As in Britain also, help from charities has become an essential lifeline for many poor people. Soup kitchens have opened up in large population centres such as Dublin, Athlone, and Cork to offer food aid to sizable numbers of cash strapped families and individuals struggling to buy even the basics. Teachers are reporting that many children attend school hungry because there is no food at home. The unrelenting stress brought about by brutal austerity and debt is putting unbearable strain on personal relationships and family life. Marriage breakups and incidences of domestic violence have increased. 

The Irish government insists on pressing ahead with its aim of paying “our debts”, by which they mean the tens of billions which were originally the banks’ debts. Meanwhile those in charge of banks bailed-out by state handouts walk away with lavish pay-outs. While the bankers and bankrupt property developers have had their colossal debts taken off them by the Irish state and are living in their palatial homes, dining in the finest restaurants and relaxing on the best golf courses, life for the majority of people is a struggle. 

All these contradictions are piling up and this is producing sharp changes in consciousness. The referendum result was only one manifestation of this. There is a general sense of unfairness, that something is wrong in society. There is growing outrage at the inequality, the corruption, the gross unfairness of a system where the rich grow ever richer and the poor ever poorer. 
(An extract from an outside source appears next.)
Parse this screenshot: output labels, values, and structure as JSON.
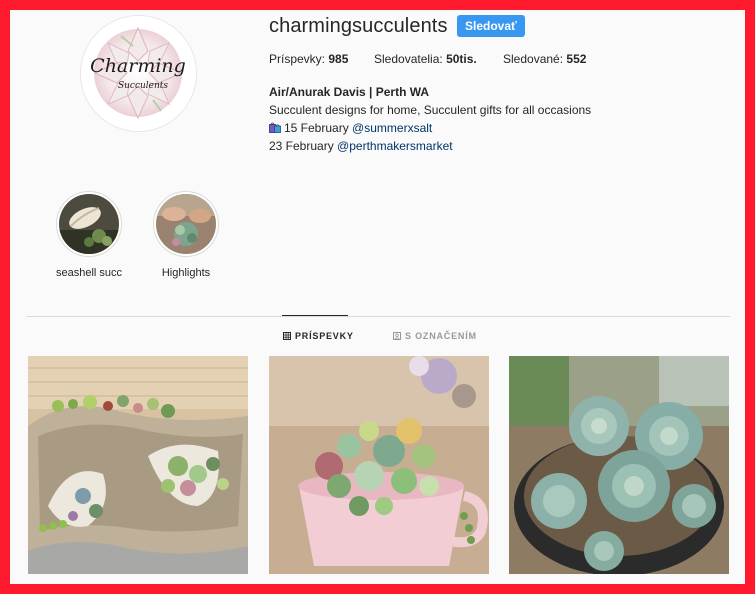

The crisis of capitalism falls especially heavily on the shoulders of young people. Over thirty percent of those between the ages of 15 and 24 are out of work. Many graduates and school leavers are forced to choose between years on welfare or emigrating to find work. It was no accident that the “Yes” vote was strongest among younger voters. The new generation of Irish youth, like their brothers and sisters in other countries, are reacting against the so-called values of the existing society, its morality and its beliefs. 

Young people everywhere are looking for alternatives and are wide open to the ideas of revolutionary Marxism. The youth of Ireland is awakening. They are shaking off the dead weight of the past. In the course of struggle they will rediscover the wonderful revolutionary traditions of Ireland and Irish Labour. Under the red flag of socialist revolution – the flag of Marx and Lenin, of Trotsky and Rosa Luxemburg, of Larkin and James Connolly – they will triumph in the end.